- Born: Wilma Pokorny July 24, 1946 (age 80) Garfield Heights, Ohio, U.S.
- Education: Bowling Green State University, 1968, B.A. (Speech, English), 1972, M.A. (Journalism)
- Occupation: Television news anchor
- Years active: 1972–2013
- Known for: Longtime TV news anchor/reporter in Cleveland, OH market
- Spouse: Tom Gerber ​(m. 1982)​

= Wilma Smith (newscaster) =

American journalist

Wilma Smith (born July 24, 1946) is a former American local television news anchor who spent most of her career in Cleveland, Ohio. She was with Fox affiliate WJW-TV from 1994 to 2013, following 17 years at ABC affiliate WEWS-TV.

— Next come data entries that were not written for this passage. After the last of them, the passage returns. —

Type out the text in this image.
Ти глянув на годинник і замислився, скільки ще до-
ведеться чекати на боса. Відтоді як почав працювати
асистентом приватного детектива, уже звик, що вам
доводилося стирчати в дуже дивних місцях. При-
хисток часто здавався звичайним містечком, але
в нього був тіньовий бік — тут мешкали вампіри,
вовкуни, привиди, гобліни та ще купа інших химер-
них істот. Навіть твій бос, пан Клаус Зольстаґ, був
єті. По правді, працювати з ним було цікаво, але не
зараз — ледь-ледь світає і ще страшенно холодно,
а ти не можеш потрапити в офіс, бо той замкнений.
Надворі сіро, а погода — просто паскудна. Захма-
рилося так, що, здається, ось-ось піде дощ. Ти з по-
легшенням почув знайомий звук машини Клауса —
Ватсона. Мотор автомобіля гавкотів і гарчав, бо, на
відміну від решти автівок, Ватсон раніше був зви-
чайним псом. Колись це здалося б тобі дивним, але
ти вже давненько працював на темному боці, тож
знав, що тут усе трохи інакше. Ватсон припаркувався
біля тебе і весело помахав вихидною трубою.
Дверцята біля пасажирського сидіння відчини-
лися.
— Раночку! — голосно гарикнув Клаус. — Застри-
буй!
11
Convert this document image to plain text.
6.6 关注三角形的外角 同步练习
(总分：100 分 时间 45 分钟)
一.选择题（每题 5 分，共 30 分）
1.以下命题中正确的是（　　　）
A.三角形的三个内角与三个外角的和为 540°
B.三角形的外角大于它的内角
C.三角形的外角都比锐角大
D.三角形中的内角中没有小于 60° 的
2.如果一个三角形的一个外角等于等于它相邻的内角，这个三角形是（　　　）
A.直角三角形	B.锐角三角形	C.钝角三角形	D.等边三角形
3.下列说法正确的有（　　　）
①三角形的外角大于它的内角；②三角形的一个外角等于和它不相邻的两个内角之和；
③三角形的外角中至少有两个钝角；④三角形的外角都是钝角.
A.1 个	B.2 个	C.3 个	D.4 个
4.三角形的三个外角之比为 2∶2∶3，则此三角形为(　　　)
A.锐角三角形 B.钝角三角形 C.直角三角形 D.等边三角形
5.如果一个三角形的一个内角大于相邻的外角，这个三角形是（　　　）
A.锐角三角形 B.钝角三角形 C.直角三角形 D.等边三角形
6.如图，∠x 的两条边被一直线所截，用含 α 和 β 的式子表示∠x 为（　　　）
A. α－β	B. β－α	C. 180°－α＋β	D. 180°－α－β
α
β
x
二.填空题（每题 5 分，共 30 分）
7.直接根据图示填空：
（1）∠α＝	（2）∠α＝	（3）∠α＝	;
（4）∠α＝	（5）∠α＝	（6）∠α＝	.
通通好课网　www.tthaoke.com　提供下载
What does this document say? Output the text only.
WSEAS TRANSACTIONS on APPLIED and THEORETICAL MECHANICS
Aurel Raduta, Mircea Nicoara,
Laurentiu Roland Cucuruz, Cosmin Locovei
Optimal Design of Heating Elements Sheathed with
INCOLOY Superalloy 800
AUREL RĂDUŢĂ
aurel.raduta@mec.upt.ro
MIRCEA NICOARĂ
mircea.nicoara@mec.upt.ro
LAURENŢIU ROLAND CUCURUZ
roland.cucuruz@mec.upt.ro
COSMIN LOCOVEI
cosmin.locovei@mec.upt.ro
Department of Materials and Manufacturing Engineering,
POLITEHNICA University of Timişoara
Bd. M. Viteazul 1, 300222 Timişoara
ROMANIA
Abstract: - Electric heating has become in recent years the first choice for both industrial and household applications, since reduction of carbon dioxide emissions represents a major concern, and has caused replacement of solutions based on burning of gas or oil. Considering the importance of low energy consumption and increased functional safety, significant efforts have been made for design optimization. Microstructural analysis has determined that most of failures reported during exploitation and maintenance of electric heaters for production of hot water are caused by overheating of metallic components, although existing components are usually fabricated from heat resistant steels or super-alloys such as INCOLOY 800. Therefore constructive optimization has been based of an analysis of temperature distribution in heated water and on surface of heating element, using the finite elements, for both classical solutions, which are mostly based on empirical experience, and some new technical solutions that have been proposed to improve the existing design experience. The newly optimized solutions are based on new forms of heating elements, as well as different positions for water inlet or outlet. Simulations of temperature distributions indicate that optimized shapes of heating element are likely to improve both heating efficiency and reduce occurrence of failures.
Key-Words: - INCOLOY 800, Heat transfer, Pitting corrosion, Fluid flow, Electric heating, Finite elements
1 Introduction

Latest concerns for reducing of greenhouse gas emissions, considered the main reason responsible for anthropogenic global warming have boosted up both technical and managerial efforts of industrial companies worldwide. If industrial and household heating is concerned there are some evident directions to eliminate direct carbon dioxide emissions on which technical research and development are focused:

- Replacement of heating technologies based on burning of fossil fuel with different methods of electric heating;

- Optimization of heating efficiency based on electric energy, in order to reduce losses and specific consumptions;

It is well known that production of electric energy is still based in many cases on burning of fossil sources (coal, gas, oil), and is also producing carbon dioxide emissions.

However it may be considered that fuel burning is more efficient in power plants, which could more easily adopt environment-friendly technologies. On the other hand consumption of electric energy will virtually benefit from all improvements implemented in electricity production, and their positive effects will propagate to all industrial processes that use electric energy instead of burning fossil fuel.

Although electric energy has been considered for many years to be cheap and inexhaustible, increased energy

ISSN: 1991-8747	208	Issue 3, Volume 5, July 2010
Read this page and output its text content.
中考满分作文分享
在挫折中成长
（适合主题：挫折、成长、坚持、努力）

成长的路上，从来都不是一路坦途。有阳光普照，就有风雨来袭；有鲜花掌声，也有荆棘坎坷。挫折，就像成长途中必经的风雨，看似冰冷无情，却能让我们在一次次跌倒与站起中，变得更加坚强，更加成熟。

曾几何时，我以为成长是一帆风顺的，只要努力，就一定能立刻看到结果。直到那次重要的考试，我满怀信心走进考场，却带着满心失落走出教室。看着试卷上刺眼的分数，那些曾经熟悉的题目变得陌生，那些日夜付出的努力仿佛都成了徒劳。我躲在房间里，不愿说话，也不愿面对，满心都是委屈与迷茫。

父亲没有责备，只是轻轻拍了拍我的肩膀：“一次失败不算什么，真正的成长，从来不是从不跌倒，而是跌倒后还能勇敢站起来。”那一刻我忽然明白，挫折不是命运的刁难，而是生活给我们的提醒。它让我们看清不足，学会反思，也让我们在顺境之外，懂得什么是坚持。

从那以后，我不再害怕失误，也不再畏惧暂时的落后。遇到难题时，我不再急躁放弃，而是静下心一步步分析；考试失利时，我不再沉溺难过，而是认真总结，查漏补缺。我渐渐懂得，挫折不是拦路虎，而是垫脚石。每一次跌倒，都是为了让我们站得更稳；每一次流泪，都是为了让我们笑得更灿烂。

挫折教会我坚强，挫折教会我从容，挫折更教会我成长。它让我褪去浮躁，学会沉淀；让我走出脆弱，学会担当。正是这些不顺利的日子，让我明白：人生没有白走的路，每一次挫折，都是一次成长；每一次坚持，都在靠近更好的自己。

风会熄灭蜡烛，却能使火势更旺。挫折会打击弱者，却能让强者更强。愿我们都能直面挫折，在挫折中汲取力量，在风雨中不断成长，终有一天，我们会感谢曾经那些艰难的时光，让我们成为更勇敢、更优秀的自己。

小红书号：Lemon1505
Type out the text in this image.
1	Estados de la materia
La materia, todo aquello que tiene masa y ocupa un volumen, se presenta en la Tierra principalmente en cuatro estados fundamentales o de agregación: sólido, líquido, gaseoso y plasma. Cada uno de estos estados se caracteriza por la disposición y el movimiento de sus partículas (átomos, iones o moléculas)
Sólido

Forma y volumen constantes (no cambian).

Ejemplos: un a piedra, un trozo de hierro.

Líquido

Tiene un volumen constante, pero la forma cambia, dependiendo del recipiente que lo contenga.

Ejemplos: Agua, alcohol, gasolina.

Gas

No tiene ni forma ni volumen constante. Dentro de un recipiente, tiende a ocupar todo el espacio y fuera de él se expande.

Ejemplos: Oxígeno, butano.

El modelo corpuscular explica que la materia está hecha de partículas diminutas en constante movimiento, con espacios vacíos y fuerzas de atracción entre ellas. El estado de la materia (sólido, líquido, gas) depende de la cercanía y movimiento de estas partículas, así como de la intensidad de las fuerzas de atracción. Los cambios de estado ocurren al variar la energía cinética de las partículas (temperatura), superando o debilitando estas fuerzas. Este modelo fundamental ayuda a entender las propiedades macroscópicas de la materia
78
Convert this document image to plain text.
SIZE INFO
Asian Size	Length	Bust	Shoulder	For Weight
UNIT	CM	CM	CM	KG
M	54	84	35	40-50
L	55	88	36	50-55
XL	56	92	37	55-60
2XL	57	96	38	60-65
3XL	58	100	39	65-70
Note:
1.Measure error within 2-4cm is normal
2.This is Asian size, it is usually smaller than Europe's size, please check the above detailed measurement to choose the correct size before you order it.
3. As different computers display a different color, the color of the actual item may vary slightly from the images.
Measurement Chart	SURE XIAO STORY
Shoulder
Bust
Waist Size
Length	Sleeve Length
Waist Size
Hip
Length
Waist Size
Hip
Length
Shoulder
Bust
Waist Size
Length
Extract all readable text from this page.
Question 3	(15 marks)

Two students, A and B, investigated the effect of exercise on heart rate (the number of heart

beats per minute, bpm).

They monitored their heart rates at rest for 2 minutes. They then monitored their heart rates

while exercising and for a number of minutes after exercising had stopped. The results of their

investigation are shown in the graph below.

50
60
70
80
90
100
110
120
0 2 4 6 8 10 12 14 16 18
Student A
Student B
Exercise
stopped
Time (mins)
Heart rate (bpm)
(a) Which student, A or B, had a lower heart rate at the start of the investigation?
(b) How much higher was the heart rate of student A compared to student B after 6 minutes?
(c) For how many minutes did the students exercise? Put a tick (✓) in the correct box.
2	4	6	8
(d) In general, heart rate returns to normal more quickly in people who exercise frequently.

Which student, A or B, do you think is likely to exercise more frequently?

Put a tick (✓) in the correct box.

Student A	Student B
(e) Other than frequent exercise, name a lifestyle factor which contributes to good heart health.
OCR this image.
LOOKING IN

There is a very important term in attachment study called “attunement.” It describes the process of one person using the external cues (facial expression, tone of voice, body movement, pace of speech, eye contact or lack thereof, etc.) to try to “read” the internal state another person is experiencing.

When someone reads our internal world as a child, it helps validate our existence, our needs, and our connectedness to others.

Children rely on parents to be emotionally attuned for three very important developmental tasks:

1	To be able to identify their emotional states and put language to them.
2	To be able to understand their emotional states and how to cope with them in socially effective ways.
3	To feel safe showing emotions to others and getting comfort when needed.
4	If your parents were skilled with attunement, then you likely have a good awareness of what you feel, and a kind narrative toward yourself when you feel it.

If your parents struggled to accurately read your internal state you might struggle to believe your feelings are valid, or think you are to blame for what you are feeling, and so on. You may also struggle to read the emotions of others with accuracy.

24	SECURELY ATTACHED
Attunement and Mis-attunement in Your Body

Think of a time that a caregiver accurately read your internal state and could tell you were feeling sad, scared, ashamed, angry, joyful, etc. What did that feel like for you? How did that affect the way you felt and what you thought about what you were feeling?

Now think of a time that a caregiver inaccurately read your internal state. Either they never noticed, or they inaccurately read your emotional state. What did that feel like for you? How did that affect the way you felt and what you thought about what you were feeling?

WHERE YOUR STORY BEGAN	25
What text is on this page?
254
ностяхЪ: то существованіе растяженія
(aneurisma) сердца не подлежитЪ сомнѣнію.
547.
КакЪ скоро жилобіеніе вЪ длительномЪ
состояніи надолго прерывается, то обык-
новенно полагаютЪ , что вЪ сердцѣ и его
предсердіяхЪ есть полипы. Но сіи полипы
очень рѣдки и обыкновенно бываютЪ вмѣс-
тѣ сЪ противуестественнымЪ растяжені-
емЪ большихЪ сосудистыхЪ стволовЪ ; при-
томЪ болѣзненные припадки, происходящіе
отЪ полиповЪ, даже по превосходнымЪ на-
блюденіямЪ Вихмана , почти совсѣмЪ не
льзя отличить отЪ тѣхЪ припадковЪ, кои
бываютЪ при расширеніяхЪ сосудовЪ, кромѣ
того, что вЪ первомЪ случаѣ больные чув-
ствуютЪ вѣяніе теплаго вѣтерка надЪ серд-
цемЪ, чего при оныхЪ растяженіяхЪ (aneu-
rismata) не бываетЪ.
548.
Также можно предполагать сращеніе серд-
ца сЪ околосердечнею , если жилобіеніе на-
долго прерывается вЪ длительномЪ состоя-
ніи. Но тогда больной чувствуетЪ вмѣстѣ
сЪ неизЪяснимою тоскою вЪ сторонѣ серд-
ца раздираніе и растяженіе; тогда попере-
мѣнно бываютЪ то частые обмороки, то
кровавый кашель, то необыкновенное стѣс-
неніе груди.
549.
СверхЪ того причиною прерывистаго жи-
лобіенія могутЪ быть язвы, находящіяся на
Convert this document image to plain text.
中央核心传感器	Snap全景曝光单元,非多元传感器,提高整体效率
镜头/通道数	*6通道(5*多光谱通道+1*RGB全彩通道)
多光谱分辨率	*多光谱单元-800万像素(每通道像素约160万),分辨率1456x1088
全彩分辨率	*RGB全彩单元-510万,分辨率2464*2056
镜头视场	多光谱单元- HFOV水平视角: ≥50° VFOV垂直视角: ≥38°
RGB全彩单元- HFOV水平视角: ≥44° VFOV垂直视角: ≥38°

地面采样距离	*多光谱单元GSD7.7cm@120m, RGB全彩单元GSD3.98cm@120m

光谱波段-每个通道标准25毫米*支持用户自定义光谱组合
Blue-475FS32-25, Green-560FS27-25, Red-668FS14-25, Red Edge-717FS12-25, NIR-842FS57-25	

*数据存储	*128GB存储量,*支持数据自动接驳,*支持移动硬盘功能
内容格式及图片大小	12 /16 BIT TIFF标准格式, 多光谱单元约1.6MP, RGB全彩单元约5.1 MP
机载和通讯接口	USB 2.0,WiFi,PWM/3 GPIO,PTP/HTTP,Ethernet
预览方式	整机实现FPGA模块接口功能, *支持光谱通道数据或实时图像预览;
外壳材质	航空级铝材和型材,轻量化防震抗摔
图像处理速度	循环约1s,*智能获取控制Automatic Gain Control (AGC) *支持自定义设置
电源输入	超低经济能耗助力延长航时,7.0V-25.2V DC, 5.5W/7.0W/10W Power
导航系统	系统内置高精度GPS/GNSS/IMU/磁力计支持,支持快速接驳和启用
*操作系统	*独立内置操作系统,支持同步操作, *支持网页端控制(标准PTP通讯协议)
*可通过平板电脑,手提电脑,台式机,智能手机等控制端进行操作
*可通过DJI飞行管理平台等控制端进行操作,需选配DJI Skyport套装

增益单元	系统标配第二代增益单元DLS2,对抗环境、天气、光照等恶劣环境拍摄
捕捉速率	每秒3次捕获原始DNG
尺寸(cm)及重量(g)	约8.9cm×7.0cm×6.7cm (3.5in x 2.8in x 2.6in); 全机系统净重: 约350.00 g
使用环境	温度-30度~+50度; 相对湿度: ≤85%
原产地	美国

==Early life and education==

Born Wilma Pokorny, Smith was born and raised in the Cleveland suburb of Garfield Heights. She graduated from Garfield Heights High School in 1964 and then earned a bachelor's degree in speech and English from Bowling Green State University. She also holds a master's degree in broadcast journalism.

==Career==

===WXEX-TV (1972–1977)===

Smith began her broadcasting career in 1972 at ABC affiliate WXEX, Channel 8, in Richmond, Virginia. She was the host and producer of a daily one-hour talk show and anchored the 6 p.m. weekday newscasts, which made her the state's first primetime female anchor.

===WEWS-TV (1977–1994)===

Her broadcasting career in Cleveland started at ABC affiliate WEWS, Channel 5, on July 17, 1977, when she became co-host of Afternoon Exchange, and early evening news/interview program. She co-hosted the news program Live On 5 beginning in 1982 and the following year began co-anchoring the 11 p.m. newscast with longtime anchor Ted Henry. Her final on-air appearance at the station was in December 1993.

===WJW-TV (1994–2013)===

After completing a contractual no-compete waiting period, Smith joined Cleveland's WJW, Channel 8, in 1994. The move occurred around the time that the station was switching from being a CBS affiliate to Fox. From 1995 to 2005, Smith was the co-anchor of the 5 p.m., 6 p.m., and 10 p.m. newscasts with longtime anchor Tim Taylor. In 2005, Smith and Taylor reduced their schedules to anchoring only the 6 p.m. newscast. In December that year, Taylor retired and Smith began anchoring the newscast with Lou Maglio. Their newscast was number one in the local ratings.

On March 18, 2013, Smith announced that she would retire from her 41-year broadcasting career two months later. She said, "It’s a lovely gift to be able to leave on your own terms" and "It’s been a wonderful career". Her last day was May 22, 2013.

==Awards and honors==
- 10-time Lower Great Lakes Emmy Award winner.
- 1999 Silver Circle Award winner (Lower Great Lakes Emmy Awards)
- In various polls, she won several titles such as "Cleveland’s Most Watchable Woman", "Best Anchorperson in Cleveland", "Anchor of Excellence", "Newscaster of the Year", and "Best Anchorperson".
- Appeared on the cover of Cleveland Magazine five times.
- Interviewed four presidents.
- Named "Cleveland’s Citizen of the Year for Community Service and Contribution to the Arts".
- Ohio Broadcasters Hall of Fame inductee (class of 1993)
- Cleveland Association of Broadcasters Hall of Fame inductee (class of 2003)
- A proclamation from the Garfield Heights City Council and Mayor's office on May 13, 2013.
- Cleveland Journalism Hall of Fame inductee (class of 2014)

==Personal life ==

Smith resides in Lakewood, Ohio, with her husband Tom and their dogs.